Ela reforça que quando nascemos somos plenos de amor. "Esse amor envolvido, essa energia está no nosso inconsciente, marcado no nosso espírito. É uma reserva. Podemos acionar como uma forma de superar dificuldades. É valioso evocar não só em momentos de aflição, mas também de gratidão e bençãos. É muito valioso acessar essa gaveta especial que temos no nosso inconsciente".
"Para nós o mês de Cosme e Damião é importante em vários aspectos. Primeiro a gente faz um movimento de renascimento. Renasce na estação da primavera, nesse propósito de renascer em flor, como as flores. É um sentido vibratório importante para nós. Celebramos o início da primavera na mesma semana de Cosme e Damião. Isso traz um sentido de esperança, renascimento. A natureza após passar pelo inverno, pelo recolhimento, se coloca em movimento, nasce novamente. Cada vez que nos colocamos no renascimento a gente também se organiza e tem o propósito de renascer melhor", assevera.
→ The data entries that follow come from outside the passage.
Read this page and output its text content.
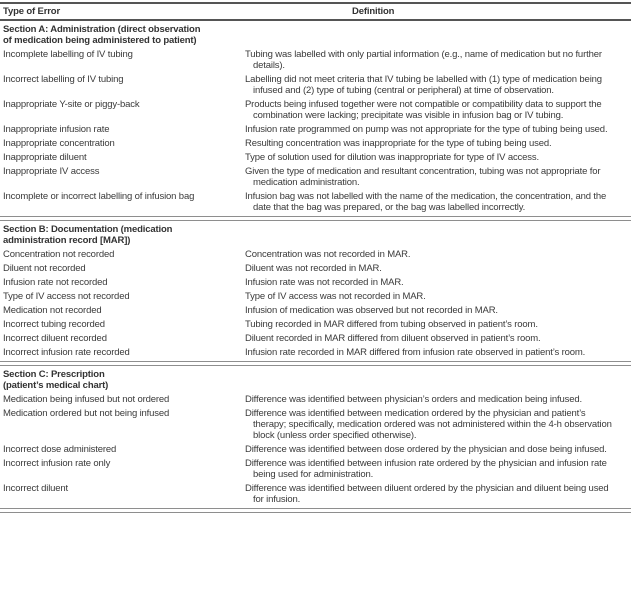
Type of Error	Definition
Section A: Administration (direct observation
of medication being administered to patient)
Incomplete labelling of IV tubing	Tubing was labelled with only partial information (e.g., name of medication but no further details).
Incorrect labelling of IV tubing	Labelling did not meet criteria that IV tubing be labelled with (1) type of medication being infused and (2) type of tubing (central or peripheral) at time of observation.
Inappropriate Y-site or piggy-back	Products being infused together were not compatible or compatibility data to support the combination were lacking; precipitate was visible in infusion bag or IV tubing.
Inappropriate infusion rate	Infusion rate programmed on pump was not appropriate for the type of tubing being used.
Inappropriate concentration	Resulting concentration was inappropriate for the type of tubing being used.
Inappropriate diluent	Type of solution used for dilution was inappropriate for type of IV access.
Inappropriate IV access	Given the type of medication and resultant concentration, tubing was not appropriate for medication administration.
Incomplete or incorrect labelling of infusion bag	Infusion bag was not labelled with the name of the medication, the concentration, and the date that the bag was prepared, or the bag was labelled incorrectly.
Section B: Documentation (medication
administration record [MAR])
Concentration not recorded	Concentration was not recorded in MAR.
Diluent not recorded	Diluent was not recorded in MAR.
Infusion rate not recorded	Infusion rate was not recorded in MAR.
Type of IV access not recorded	Type of IV access was not recorded in MAR.
Medication not recorded	Infusion of medication was observed but not recorded in MAR.
Incorrect tubing recorded	Tubing recorded in MAR differed from tubing observed in patient’s room.
Incorrect diluent recorded	Diluent recorded in MAR differed from diluent observed in patient’s room.
Incorrect infusion rate recorded	Infusion rate recorded in MAR differed from infusion rate observed in patient’s room.
Section C: Prescription
(patient’s medical chart)
Medication being infused but not ordered	Difference was identified between physician’s orders and medication being infused.
Medication ordered but not being infused	Difference was identified between medication ordered by the physician and patient’s therapy; specifically, medication ordered was not administered within the 4-h observation block (unless order specified otherwise).
Incorrect dose administered	Difference was identified between dose ordered by the physician and dose being infused.
Incorrect infusion rate only	Difference was identified between infusion rate ordered by the physician and infusion rate being used for administration.
Incorrect diluent	Difference was identified between diluent ordered by the physician and diluent being used for infusion.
"A natureza faz e nós temos a capacidade de a cada nascimento ser melhores que a versão anterior. A esperança através do renascimento, renascer na alegria, porque cura, constrói".
Márcia ainda lembra que a alegria é solidária. E a alegria é a marca de Cosme e Damião. "Quando estamos alegres queremos que todos estejam gargalhando, sorrindo. Isso cura, contagia, solidariza. Renascemos com a pureza, deixando para trás as experiências negativas, os sentimentos negativos. Renascemos na pureza de que o amor vale a pena, tem chance sim e o amor é a nossa essência. Esse mês é de muita importância para nós. Quem participa e compartilha isso, não deixe de fazer porque realmente é o nosso ápice de expressão de fé solidária, fraterna, fé que quer realmente alcançar a todos que estão em busca de algo para despertar, motivar", salientou.
Sonho
Abraão Ribeiro além de devoto de Cosme e Damião, também é pai do Abrahim, que hoje está com sete anos e faz questão de participar dos festejos. Abraão garante que tudo por iniciativa própria. O comunicador afirma que sonha com a chance de o filho continuar com a tradição de realizar os festejos de Cosme e Damião. "Ano passado conseguimos que a data de Cosme e Damião entrasse no calendário oficial de comemorações de Cuiabá. Agora é patrimônio cultural. Queria muito que meu filho continuasse com essa tradição e expandisse. A minha intenção é montar a Fundação Cosme e Damião, onde seriam centralizadas ações de lazer, cultura, arte, no turno e contraturno de escola para as crianças, além de atendimento à saúde, não só para as crianças, mas também para os seus familiares", revela.
Grato pela graça alcançada, Abraão afirma que Cosme e Damião são tudo em sua vida. "Sou devoto. Tenho uma patota que cuida de mim. Me sinto completamente protegido. Sou muito agradecido por ter essa proximidade com eles. Sei que sou bem cuidado, assim como minha família e amigos. É uma linha que não pede nada em troca e tem uma força e luz enormes. Cosme e Damião na minha vida são tudo".